THE CONCEPT OF LCA AND ITS APPLICATION TO BIOFUELS

Life-cycle analysis (LCA) or assessment is an internationally renowned methodology for evaluating the global environmental performance of a product along its partial or whole life cycle, considering the impacts generated from "cradle to grave." At its early age, the meth­odology was mainly dedicated to industrial products. Although the ISO 14040-series (ISO, 2006a, b) provides the standard for LCA, it was applied in a variety of ways and thus often leads to diverging results, especially in the case of biofuels. LCA of biofuels is often limited to energy and/or GHG balance. Several LCA studies (ADEME, 2010; ADEME-DIREM-PWC, 2002; Beer and Grant, 2007; CONCAWE-EUCAR-JRC, 2008; Elsayed et al., 2003; EMPA, 2007a; GM-LBST, 2002; Gnansounou and Dauriat, 2004; Macedo, 2004; Malca and Freire, 2006; Shapouri et al., 2002; VIEWLS, 2005; Wang, 2005) have been completed with various frameworks, scopes, accuracy, transparency and consistency levels, making it difficult to compare the results on a rational basis, even when addressing the same biofuel pathway (Panichelli et al., 2008).

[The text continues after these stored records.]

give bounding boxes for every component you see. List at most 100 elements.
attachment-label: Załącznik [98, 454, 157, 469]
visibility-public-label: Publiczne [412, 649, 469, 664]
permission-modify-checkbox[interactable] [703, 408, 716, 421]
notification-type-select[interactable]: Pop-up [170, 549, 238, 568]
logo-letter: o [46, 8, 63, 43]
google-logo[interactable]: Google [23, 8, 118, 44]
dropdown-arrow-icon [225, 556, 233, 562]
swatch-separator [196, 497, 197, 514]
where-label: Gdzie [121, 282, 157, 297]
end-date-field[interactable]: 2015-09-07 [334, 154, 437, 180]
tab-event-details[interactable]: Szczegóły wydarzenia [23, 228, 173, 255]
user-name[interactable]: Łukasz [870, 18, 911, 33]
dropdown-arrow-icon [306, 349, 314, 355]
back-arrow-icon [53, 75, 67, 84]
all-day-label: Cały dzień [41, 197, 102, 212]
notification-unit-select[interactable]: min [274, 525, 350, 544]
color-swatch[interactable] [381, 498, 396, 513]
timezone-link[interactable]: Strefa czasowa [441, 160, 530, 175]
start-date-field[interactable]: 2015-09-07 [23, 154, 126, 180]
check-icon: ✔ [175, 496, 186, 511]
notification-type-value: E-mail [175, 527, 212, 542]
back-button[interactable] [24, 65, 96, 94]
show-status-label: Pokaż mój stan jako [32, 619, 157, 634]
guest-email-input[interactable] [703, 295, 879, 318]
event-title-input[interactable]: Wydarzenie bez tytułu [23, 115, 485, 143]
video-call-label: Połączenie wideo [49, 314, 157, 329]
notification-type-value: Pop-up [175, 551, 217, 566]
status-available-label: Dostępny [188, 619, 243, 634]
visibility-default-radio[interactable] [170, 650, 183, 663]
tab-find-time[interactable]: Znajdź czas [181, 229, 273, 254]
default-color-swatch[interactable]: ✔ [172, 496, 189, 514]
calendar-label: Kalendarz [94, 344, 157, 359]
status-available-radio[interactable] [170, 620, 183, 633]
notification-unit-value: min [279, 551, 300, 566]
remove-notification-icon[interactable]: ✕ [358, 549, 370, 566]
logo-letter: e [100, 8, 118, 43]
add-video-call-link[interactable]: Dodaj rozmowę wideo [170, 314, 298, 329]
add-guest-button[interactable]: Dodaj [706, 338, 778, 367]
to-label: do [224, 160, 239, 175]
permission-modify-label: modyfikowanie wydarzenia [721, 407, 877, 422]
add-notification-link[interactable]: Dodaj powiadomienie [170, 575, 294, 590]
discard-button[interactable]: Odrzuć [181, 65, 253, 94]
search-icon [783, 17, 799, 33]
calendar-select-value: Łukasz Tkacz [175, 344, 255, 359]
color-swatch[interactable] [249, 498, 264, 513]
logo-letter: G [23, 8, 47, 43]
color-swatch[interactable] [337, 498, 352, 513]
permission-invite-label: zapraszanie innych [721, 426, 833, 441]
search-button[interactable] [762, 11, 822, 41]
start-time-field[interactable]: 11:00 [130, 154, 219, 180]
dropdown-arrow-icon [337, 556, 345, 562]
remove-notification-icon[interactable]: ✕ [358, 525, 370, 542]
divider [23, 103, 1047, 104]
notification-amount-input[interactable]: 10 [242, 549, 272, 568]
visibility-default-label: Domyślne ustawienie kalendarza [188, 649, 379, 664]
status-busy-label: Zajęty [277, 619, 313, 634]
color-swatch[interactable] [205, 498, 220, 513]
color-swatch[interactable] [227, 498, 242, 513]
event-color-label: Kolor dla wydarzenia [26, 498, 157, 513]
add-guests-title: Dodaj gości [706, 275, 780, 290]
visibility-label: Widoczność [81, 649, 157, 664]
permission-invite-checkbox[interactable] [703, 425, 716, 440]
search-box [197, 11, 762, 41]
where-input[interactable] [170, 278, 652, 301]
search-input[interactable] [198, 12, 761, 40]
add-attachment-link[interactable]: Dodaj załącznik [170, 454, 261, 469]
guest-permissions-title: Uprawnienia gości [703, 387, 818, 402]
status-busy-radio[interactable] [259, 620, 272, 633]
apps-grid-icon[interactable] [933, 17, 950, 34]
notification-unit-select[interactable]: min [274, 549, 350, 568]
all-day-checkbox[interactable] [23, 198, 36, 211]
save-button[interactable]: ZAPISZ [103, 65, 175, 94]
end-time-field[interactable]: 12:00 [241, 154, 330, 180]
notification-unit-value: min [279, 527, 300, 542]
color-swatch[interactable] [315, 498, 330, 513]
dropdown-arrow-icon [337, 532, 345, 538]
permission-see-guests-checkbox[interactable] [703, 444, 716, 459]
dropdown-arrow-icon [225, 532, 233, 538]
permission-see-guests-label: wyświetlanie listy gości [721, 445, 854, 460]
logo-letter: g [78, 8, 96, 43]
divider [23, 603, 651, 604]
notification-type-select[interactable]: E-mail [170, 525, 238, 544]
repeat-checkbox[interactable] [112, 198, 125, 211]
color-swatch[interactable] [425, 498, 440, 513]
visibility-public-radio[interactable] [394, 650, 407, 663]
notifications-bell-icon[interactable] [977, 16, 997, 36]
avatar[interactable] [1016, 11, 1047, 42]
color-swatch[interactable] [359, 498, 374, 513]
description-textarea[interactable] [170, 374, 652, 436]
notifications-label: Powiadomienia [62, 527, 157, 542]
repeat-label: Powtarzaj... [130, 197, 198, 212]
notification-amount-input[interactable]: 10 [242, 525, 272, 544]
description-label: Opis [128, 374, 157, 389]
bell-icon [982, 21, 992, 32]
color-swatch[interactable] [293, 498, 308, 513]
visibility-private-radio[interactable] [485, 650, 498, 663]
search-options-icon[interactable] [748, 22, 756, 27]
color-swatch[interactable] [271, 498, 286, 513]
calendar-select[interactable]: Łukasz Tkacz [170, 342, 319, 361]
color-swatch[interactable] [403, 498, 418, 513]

The main assumptions found in the literature when estimating the reduction of GHG emissions of biofuels compared to fossil fuels are described in detail in a technical report by the Laboratory of Energy Systems (LASEN) of EPFL (Gnansounou et al., 2008a). Before introducing the general framework of the analyses made in this chapter, a short review of the most significant methodological issues of LCA is proposed, with a focus on the cases of biofuels.